5. Quem avalia os vinis? Um cego
Engenheiro por formação, reconhecido no mercado por implodir edifícios, Manoel admite que não é nenhum expert no mundo da música. Aprecia boa música, sabe identificar um LP raro, até porque passou incontáveis horas atrás deles, mas preferiu contratar uma equipe para avaliar, organizar e dar preço a tudo o que encontra e compra nas caças a relíquias.

Esta avaliação é feita por quatro pessoas. Primeiro, a que tem menor conhecimento sobre música verifica o disco e lhe dá um preço. O valor é reajustado pelo sujeito a seguir, com mais bagagem cultural do que o primeiro, e depois pelo terceiro. O quarto e último, que tem mais conhecimento entre os quatro, curiosamente, é um cego. Celso Marcílio, dono da loja de música Celsom, no centro de São Paulo, reconhece vários dos álbuns só com o tato.

“O que é legal é que ele não sabe do preço que a pessoa anterior colocou. Ele ouve, vê o valor musical e põe o preço sem ser influenciado pela análise de quem veio antes. Se o disco chega nas mãos dele a R$ 30 e ele diz que vale R$ 50, confio nele e troco o valor”, explica o chefe.
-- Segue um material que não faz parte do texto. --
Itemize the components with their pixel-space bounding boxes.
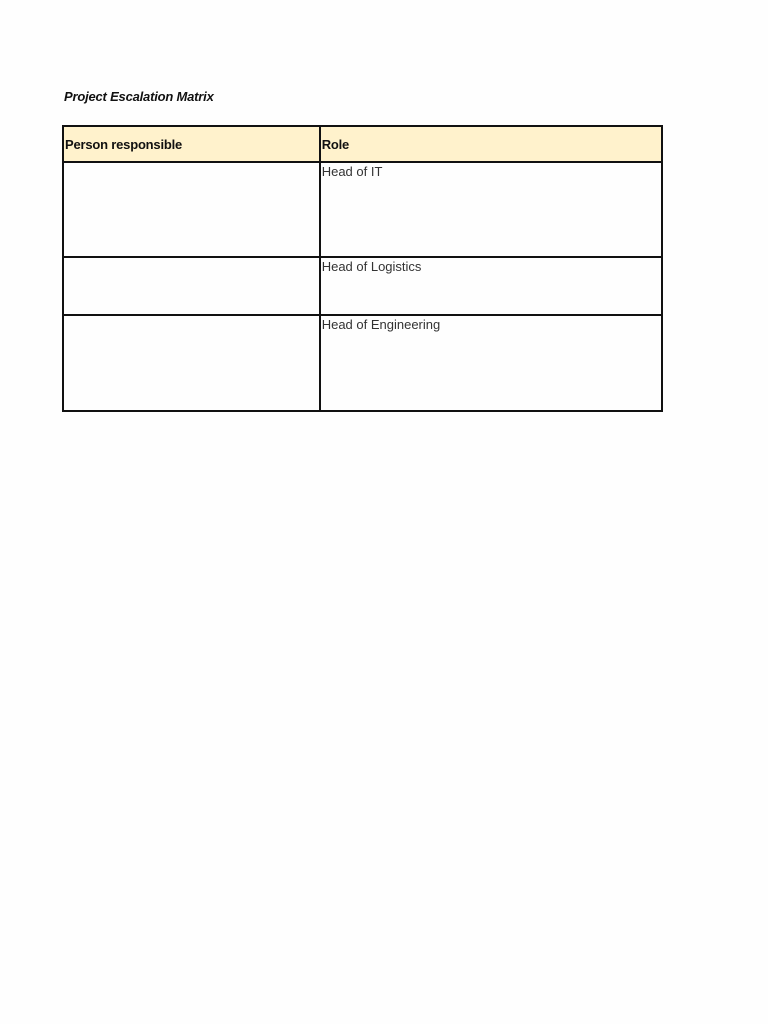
- role-cell[interactable]: Head of Engineering: [320, 315, 662, 411]
- role-cell[interactable]: Head of IT: [320, 162, 662, 257]
- header-role: Role: [320, 126, 662, 162]
- escalation-matrix-table: [62, 125, 663, 412]
- person-cell[interactable]: [63, 162, 320, 257]
- table-row: [63, 162, 662, 257]
- table-row: [63, 315, 662, 411]
- role-cell[interactable]: Head of Logistics: [320, 257, 662, 315]
- page-title: Project Escalation Matrix: [64, 89, 214, 104]
- table-row: [63, 257, 662, 315]
- table-header-row: [63, 126, 662, 162]
- person-cell[interactable]: [63, 257, 320, 315]
- person-cell[interactable]: [63, 315, 320, 411]
- header-person-responsible: Person responsible: [63, 126, 320, 162]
Casarão do Vinil, na Mooca, em São Paulo (Foto: Divulgação)CASARÃO DO VINIL, NA MOOCA, EM SÃO PAULO (FOTO: DIVULGAÇÃO

6. O ambicioso plano da ‘Capital Nacional do Vinil’
É no bairro da Mooca, em São Paulo, que Manézinho mantém a coleção de vinis estocada em galpões e também à venda em três lojas. Uma na Rua da Mooca, 3.401, onde realiza o Feirão do LP desde março deste ano a preços populares, entre R$ 5, R$ 10 e R$ 30. Outra na Rua do Oratório, 273. E, mais recente, uma na Rua dos Trilhos, 1.212, apelidada de Casarão do Vinil. Esta última foi inaugurada no fim de semana passado também com vendas a preços baixos.

O casarão tem 600 metros quadrados, com arquitetura colonial datada da década de 1940 e quase nenhuma restauração. Lustres, cadeiras e mesas lembram a mobília de seus bisavós. As paredes, com antiga pintura cor de rosa, descascam em vários cantos. Foi neste ambiente que dezenas de homens e mulheres de várias idades se encontraram no fim de semana para garimpar LPs – alguns deles, a notar pela agilidade ao passar de disco em disco e pelas luvas e máscaras que os protegiam do pó que subia dos vinis, bastante experientes na atividade.

O Casarão do Vinil faz parte de um plano maior, o de transformar a Mooca na ‘capital nacional do vinil’. Mais para frente, Manoel Jorge quer inaugurar um centro cultural para expor os discos mais valiosos e raros que dispõe e criar um tour no bairro: o público chega de trem, pela estação Bresser/Mooca, e toma um ônibus particular que passa pelas três lojas. “Faremos um roteiro para atender todas as manifestações culturais, todas as tribos”, explica o colecionador. “O vinil nunca acabou, mas agora voltou com tudo também para os jovens.”